MOLECULAR AND MORPHOLOGICAL SYSTEMATICS AND IDENTIFICATION OF IMPORTANT PLANT PARASITIC NEMATODES
Title: Situation report on US systematic biology
Submitted to: Systematics Subcommittee of the Federal Interagency Committee on Invasive Terrestrial Animals and Pathogens (ITAP)
Publication Type: Government Publication
Publication Acceptance Date: September 26, 2008
Publication Date: December 10, 2008
Citation: Chitwood, D.J., Diaz-Soltero, H., Hoberg, E.P., Miller, S., Reynolds, R., Rosenthal, B.M., Rossman, A.Y., Sitnik, M., Solis, M.A. 2008. Situation Report on US Systematic Biology. Washington, DC: Systematics Subcommittee of the Federal Interagency Committee on Invasive Terrestrial Animals and Pathogens. p. 1-55. available: http://www.itap.gov/nal_web/itap/docs/itap_report_mar23.pdf
Systematics is the science that identifies and groups organisms by understanding their origins, relationships, and distributions.
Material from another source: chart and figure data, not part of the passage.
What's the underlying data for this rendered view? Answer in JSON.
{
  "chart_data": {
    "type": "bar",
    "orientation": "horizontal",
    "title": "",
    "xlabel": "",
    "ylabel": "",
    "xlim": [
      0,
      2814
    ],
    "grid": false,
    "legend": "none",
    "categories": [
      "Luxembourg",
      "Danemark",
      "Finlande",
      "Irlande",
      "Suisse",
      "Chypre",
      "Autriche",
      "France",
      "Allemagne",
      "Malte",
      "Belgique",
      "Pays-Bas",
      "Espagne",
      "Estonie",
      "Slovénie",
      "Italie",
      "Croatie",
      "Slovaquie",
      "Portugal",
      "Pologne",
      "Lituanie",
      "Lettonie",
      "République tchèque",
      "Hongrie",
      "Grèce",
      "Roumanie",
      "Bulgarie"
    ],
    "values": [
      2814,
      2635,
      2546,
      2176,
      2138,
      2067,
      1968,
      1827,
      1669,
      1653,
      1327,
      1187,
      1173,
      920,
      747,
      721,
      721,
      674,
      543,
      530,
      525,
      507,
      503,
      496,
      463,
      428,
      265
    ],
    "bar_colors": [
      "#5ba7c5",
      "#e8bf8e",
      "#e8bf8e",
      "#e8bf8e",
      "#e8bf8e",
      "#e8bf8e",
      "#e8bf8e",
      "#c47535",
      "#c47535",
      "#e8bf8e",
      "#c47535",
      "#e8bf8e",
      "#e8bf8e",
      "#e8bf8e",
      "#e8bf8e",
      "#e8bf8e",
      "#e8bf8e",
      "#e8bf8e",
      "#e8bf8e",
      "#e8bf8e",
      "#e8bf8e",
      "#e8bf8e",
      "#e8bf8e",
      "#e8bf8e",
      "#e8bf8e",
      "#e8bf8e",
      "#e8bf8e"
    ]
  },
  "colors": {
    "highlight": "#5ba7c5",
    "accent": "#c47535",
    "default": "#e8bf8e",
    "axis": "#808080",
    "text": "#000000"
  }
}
It is fundamental to understanding life on earth, our crops, wildlife, and diseases, and provides the scientific foundation to recognize and manage invasive species. Protecting America’s economy, environment, health, and security against invasive species requires a strong Federal program in systematic biology. Systematics is in crisis. As systematists retire, they are not replaced, and universities train too few professionals in systematics. Furthermore, the biological collections needed to support systematics languish in substandard facilities lacking adequate staffing, technology, and coordination. As a result of this inadequate support, the U.S. cannot effectively manage the threat posed by invasive species. The purpose of this report is to increase awareness of the crisis in systematics and to advocate the need for a permanent, viable, and coordinated Federal Systematics Program. Systematics expertise and use is distributed across the Federal sector so participation will be inclusive; no single agency can serve as the steward for the proposed Systematics Program. The proposed Systematics Program requires four components: research, specimen-based collections, an informatics network, and educating future systematists. These are collectively designed to provide the means to detect, identify, and predict the behavior and consequences of invasive species.